2. Resin Bonded Bridges -- The resin bonded is primarily used for your front teeth. Less expensive, this bridge is best used when the abutment teeth are healthy and don't have large fillings. The false tooth is fused to metal bands that are bonded to the abutment teeth with a resin, which is hidden from view. This type of bridge reduces the amount of preparation on the adjacent teeth. Resin bonded or "Maryland" bridge, primarily used for the front teeth.

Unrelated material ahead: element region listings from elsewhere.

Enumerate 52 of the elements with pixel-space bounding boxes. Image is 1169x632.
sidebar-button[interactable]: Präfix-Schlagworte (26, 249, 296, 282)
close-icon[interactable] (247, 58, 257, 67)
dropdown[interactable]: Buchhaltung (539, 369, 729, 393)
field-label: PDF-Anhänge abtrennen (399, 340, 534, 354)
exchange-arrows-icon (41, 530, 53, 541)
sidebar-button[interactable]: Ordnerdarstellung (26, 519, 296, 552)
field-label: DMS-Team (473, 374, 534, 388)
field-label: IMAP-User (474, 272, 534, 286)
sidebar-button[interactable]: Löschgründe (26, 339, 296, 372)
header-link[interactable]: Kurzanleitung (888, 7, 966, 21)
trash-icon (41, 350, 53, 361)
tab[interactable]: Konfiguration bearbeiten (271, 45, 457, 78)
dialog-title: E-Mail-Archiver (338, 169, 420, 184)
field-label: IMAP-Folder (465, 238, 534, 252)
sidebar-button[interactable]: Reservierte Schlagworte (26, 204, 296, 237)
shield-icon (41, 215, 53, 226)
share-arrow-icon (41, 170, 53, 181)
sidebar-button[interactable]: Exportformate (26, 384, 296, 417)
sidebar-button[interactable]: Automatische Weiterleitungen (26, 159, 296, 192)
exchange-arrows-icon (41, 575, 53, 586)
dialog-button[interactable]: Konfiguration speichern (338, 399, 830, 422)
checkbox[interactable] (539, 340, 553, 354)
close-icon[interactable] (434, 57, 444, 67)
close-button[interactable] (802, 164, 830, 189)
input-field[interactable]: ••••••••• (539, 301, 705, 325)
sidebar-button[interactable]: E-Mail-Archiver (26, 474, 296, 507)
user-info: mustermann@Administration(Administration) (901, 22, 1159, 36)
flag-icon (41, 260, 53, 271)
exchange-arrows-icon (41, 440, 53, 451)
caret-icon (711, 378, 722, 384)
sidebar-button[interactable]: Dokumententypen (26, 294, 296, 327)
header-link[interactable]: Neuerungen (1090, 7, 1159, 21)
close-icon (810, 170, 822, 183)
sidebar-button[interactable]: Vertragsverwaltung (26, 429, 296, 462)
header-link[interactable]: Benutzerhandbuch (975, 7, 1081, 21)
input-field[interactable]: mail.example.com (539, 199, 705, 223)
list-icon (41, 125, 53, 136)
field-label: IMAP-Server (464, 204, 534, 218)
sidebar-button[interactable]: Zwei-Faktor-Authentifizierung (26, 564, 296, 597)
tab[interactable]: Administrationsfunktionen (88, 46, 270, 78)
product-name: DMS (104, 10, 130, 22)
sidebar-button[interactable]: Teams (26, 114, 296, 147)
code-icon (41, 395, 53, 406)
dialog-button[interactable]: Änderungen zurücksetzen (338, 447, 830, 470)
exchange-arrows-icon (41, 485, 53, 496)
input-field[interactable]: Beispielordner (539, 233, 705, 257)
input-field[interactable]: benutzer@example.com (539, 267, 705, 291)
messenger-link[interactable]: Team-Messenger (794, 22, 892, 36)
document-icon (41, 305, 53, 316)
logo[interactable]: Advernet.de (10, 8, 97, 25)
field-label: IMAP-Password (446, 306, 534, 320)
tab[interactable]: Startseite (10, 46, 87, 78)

3. Cantilever Bridges -- In areas of your mouth that are under less stress, such as your front teeth, a cantilever bridge may be used. Cantilever bridges are used when there are teeth on only one side of the open space. This procedure involves anchoring the false tooth to one side over one or more natural and adjacent teeth.

Clasps and metal

If you are an appropriate candidate, a porcelain bridge can look as natural as (or in many cases better than) your own teeth, in color and shape, in proportion and alignment, with no clasps or metal appearance. Some bridges are designed with a metal support structure or a metal lining, covered with porcelain (porcelain-fused-to-metal or PFM). At one point in time, most restorations were made this way. When placed, they usually can often look opaque or "flat" because they do not let light pass through like a natural tooth. There can also be a tell-tale dark band showing through the teeth or showing next to the gum-line that is undesirable (often the darkness invades the adjacent gum tissue as an adverse reaction). All-porcelain bridge restorations are what we chose to use unless there is a compelling reason otherwise. Again, when properly seated, they are virtually as strong or stronger than their metal predecessor. And the appearance can be identical to a natural tooth, allowing light to pass through (referred to as translucency).

Alternative tooth replacement options

The two primary tooth replacement options in addition to bridges include:

  • Dental implants-A permanent, full tooth replacement option, dental implants provide the most complete and natural looking solution for tooth replacement.

  • Full or partial dentures-Dentures, either full or partial, offer a minimally invasive tooth replacement option for the visible or upper portion of the tooth. Unlike dental bridges, dentures are removable.

Caring For Your Dental Bridge

A dental bridge depends on the health of the adjacent teeth and gums for support. To care for your bridge, brush and floss normally after each meal.

Superfloss and floss threaders are effective tools for keeping the area under your bridge plaque-free. Superfloss has a stiff end that helps in threading it through tight areas and a fuzzy tufted segment that can remove plaque as you floss. Insert the superfloss under the bridge and use it to floss the sides of the teeth and under the bridge. Floss threaders also aid in removing plaque. Pull out about 18 inches of floss, insert it through the floss threader, and then use the threader to insert the floss under your bridge. Floss to remove food particles and plaque from the sides of the teeth and under the bridge. Use the same procedure to care for your temporary bridge, being careful not to dislodge it as you brush and floss. If it does come loose, gently re-attach it; call your dentist if your temporary bridge frequently comes loose.